Reviewed by Kana
Who it's for, and whether it holds up.
The title is a complete description of the plot, so there's no ambiguity about what you're signing up for. A married teacher, Ichigohara, develops an obsession with her student, Togawa, who initially sees the teacher as a maternal figure before that dynamic shifts into something more complicated and uncomfortable.
What keeps this from being purely voyeuristic, at least in the earlier sections, is that Ichigohara knows what she's doing is wrong. That self-awareness gives her some internal texture and stops her from being a flat villain or a straightforward romantic lead. Togawa's arc, the way a student-teacher attachment slides sideways into something else, starts from a psychologically interesting place.
The problem is that the execution doesn't match the premise's ambitions.
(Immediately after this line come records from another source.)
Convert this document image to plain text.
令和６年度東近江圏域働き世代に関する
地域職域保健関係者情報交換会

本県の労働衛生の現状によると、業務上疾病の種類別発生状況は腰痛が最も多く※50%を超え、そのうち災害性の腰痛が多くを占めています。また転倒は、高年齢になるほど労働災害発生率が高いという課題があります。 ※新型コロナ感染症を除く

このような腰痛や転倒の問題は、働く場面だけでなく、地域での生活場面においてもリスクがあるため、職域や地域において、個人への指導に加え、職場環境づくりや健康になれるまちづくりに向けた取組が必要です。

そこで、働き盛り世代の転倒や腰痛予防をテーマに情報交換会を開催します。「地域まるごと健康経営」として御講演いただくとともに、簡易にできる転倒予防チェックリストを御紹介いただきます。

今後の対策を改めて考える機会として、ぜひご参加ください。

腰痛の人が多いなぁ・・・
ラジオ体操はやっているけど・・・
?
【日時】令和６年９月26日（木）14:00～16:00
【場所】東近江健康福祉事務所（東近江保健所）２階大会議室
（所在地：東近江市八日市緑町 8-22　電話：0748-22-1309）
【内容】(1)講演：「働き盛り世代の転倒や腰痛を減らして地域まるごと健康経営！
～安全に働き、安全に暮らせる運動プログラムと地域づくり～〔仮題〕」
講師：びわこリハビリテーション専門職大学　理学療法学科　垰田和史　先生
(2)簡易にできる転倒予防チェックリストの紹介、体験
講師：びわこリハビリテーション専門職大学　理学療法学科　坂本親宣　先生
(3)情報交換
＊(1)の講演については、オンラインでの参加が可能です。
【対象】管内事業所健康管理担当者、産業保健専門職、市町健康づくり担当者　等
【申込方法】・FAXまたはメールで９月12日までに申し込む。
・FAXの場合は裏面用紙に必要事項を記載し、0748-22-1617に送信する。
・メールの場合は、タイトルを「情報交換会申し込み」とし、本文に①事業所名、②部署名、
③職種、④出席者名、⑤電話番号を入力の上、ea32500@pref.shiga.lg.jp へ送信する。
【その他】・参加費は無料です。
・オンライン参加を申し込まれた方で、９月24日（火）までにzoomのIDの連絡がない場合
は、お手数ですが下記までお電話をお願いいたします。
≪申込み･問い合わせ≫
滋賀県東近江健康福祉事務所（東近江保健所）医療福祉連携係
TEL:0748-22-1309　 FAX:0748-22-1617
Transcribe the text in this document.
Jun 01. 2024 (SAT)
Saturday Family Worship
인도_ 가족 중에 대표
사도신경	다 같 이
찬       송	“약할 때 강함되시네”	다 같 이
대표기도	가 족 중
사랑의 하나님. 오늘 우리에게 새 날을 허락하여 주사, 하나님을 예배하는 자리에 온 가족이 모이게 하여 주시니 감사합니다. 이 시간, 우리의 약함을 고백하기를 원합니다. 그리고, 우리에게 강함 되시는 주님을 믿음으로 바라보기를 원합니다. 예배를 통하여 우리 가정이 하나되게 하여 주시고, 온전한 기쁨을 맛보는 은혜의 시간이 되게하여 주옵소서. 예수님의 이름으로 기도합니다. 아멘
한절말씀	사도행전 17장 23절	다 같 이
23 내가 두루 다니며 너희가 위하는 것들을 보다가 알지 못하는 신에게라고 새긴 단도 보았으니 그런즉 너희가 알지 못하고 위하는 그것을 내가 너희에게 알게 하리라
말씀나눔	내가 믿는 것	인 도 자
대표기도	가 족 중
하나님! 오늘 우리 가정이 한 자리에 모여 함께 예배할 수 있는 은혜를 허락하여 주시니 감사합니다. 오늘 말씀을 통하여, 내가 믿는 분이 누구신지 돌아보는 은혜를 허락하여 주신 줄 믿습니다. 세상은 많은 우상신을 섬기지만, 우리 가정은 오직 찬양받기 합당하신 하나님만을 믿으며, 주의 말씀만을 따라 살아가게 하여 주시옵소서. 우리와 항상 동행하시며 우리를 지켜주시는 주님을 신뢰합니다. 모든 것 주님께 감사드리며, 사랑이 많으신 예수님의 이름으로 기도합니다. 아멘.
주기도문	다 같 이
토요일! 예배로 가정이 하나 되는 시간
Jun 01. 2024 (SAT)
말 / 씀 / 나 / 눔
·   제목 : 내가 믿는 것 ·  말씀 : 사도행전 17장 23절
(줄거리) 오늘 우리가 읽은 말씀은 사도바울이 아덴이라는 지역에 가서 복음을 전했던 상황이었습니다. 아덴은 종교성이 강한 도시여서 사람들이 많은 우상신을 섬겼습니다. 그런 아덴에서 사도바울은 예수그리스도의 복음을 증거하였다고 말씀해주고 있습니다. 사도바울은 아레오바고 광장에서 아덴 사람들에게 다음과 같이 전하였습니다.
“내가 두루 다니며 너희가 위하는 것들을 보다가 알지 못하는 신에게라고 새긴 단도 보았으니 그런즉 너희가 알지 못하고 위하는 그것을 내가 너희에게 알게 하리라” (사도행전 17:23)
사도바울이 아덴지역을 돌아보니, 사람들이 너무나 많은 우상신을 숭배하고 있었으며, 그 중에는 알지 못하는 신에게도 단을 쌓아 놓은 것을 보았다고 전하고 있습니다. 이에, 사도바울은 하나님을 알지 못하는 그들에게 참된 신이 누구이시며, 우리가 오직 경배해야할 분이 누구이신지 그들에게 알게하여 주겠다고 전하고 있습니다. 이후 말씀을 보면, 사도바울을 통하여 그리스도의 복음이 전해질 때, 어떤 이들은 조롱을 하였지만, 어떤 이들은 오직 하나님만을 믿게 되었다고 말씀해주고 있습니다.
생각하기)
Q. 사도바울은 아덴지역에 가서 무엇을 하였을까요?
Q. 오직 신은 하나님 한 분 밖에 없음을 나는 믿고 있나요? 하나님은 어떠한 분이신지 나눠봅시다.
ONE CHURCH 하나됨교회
The "romance" reads as forced, and the connection between the two characters feels engineered rather than earned. The author is clearly working in the shadow of previous, more successful work, and the chemistry that presumably existed there is absent here. The story ends up being less a psychological study of obsession and more a procedural march through familiar dark-romance beats.
The later sexual content is harder to evaluate charitably given the power imbalance, and readers who are sensitive to adult-teenager dynamics in positions of authority should treat the content warnings seriously. At a 3.4, this is a niche read even within its genre. Some credit for attempting genuine character interiority, but the execution leaves most of that potential unrealized.